Winston Seegobin, PhD

Second Advisor

Kathleen Gathercoal, PhD

Third Advisor

Elizabeth Hamilton, PhD


Tattooing has been a form of self-expression and cultural participation for thousands of years. In the past in the United States, those who got tattooed were often viewed as fringe populations. Now, however, tattoos have entered mainstream society. Most current research shows that tattoos are tied to significant personal and cultural meanings for tattooed individuals.

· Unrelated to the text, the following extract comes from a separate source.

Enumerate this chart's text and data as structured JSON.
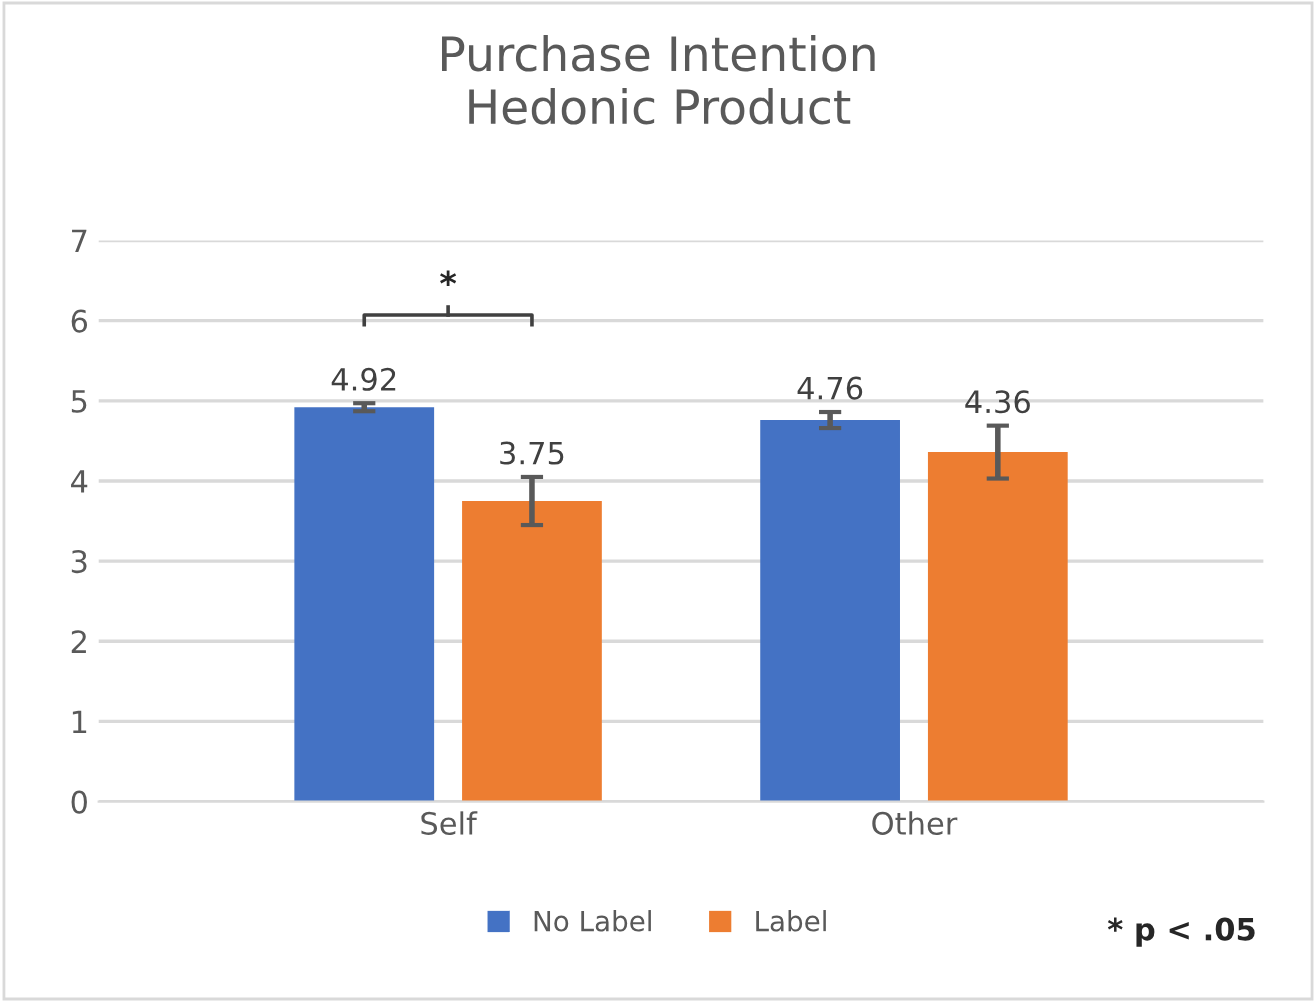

Given this and the growing number of people who choose to get permanent ink, the continued exploration of this topic can be useful for clinical psychologists in understanding clients and emerging themes of identity in our society. Perhaps of equal importance, is the unexplored topic of clinically active, tattooed psychologists; little research exists examining the reasons psychologists get tattooed. The purpose of this study is three-fold: (a) to examine professional attitudes toward psychologists’ visible tattoos, (b) to examine client reception of visible tattoos and the psychologist’s consequent personal disclosure, and (c) the psychologist’s personal meaning and purpose behind their choice in tattoos. A two-phased study was conducted using a general survey and a semi structured interview of psychologists with tattoos. A total of 120 psychologists and graduate students completed questionnaires in Phase I and 11 were interviewed in Phase II. Results indicate that not only are psychologists’ tattoo trends following those of the general public, but that tattoos are a multilayered medium to engage in clinical dialogue. Future research is needed to expand upon these results.